Certain rules might apply to most people, but for many, rules are individually dependent. An example would be, “Older people should eat more protein.” For many geriatrics, that rule is contra to their personal best health. While this person to person variation has a DNA component, one of the biggest person to person differences is the variation in bacteria in the gut which processes food before it moves into the large intestine.Your gut bacteria can dramatically change the nutritional value of what you eat. For example, apples spike my blood sugar, but have virtually no affect on my girlfriend. Carrots are the reverse for her. In all probability, that difference stems from the difference in our gut bacteria.This leads us to a very worthwhile investment of your time to map the effect that different foods have on your body (especially your favorite ones) whether you have diabetes or not.

 



Unfortunately, there seems to be little correlation between what you like to eat, and what is healthy or detrimental for you. However, you can still be empowered with knowledge about your body by measuring the effect specific foods have on your blood sugar. It's the most valuable mapping you can do, not only because it is the easiest, but also because blood sugar can have the largest effect on your long term health. You will need is a glucometer, test strips, a lancing device, a logbook, a list of your favorite foods, and a list of possible alternate foods, if you favorite food spikes your blood sugar.

The test is very simple:

1. Don’t eat for 2 hours
2. Check your blood sugar
3. Eat only your favorite food, in the same amount as you would usually eat.
4. After eating your favorite food, wait 30 minutes and check your sugars again
5. Record the date/day, time, food, quantity eaten, and your blood sugar.

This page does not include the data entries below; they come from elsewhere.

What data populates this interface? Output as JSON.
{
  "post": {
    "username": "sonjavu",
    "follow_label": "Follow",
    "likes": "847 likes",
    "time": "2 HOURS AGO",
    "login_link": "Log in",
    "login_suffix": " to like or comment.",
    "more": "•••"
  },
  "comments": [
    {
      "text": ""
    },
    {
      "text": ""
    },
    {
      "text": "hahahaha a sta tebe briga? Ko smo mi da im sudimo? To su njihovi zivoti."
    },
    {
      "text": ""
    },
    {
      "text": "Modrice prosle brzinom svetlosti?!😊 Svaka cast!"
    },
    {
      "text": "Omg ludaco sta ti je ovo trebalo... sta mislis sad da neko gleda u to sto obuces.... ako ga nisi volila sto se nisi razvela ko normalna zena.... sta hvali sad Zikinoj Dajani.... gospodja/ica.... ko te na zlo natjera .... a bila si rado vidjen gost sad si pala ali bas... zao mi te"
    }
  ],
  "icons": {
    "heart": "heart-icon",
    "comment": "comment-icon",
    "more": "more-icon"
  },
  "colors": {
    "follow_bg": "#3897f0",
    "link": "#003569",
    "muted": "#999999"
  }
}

The difference between your 2 hour fasting blood sugar, and your numbers half an hour after eating your favorite food, is how much it spiked your blood sugar.

 

 

Once you see your personal numbers side-by-side for different foods, you will be surprised by two things. One is how different, and often unexpected, the blood sugar levels are between foods that you thought were pretty much the same, and second, how easily you will be guided to eat the healthiest foods without having to sacrifice your enjoyment. When your favorite foods spike your blood sugar, substitute similar foods that you like almost as much, but don’t spike your blood sugar. For me, where apples spike my blood sugar, I like pears almost as much as apples, and pears just raise my blood sugar by a slight amount. By proper mapping and substitution, I was able to lower my A1c by 1.2 without loss of eating pleasure

I recommend you take the time to do your own bodies mapping. It is quite easy to do, and it will guide you toward a healthier diet without your having to guess about your individual needs. It's recomended do this every 6 months to a year, as well as measuring your blood sugar from time to time because of what I call your pancreases’ horsepower. That is, if you are driving along on a level road at low to average speed, even the weakest motor can do the job. If you start climbing a hill, or try to accelerate, a weaker motor won’t be able to keep up with your needs. The equivalent in your body is, if you are not eating a high sugar load like a donut or candy bar, your pancreas can keep up, and keep your “Average” A1c level down. You might get a false sense that everything is running smoothly. But when you eat a big sugar load, if your pancreas is weak, you will see a real spike in your blood sugar, which will build up damage in your body’s cells.

 

 

You only have one body. Take care if it, and it will take care of you.

 

Adapted from a 2020 Virtual speech given by Dr. Christopher Jacobs 

 

*This content is not intended to be a substitute for professional medical advice, diagnosis, or treatment. Always seek the advice of your physician or other qualified health provider with any questions you may have regarding your health.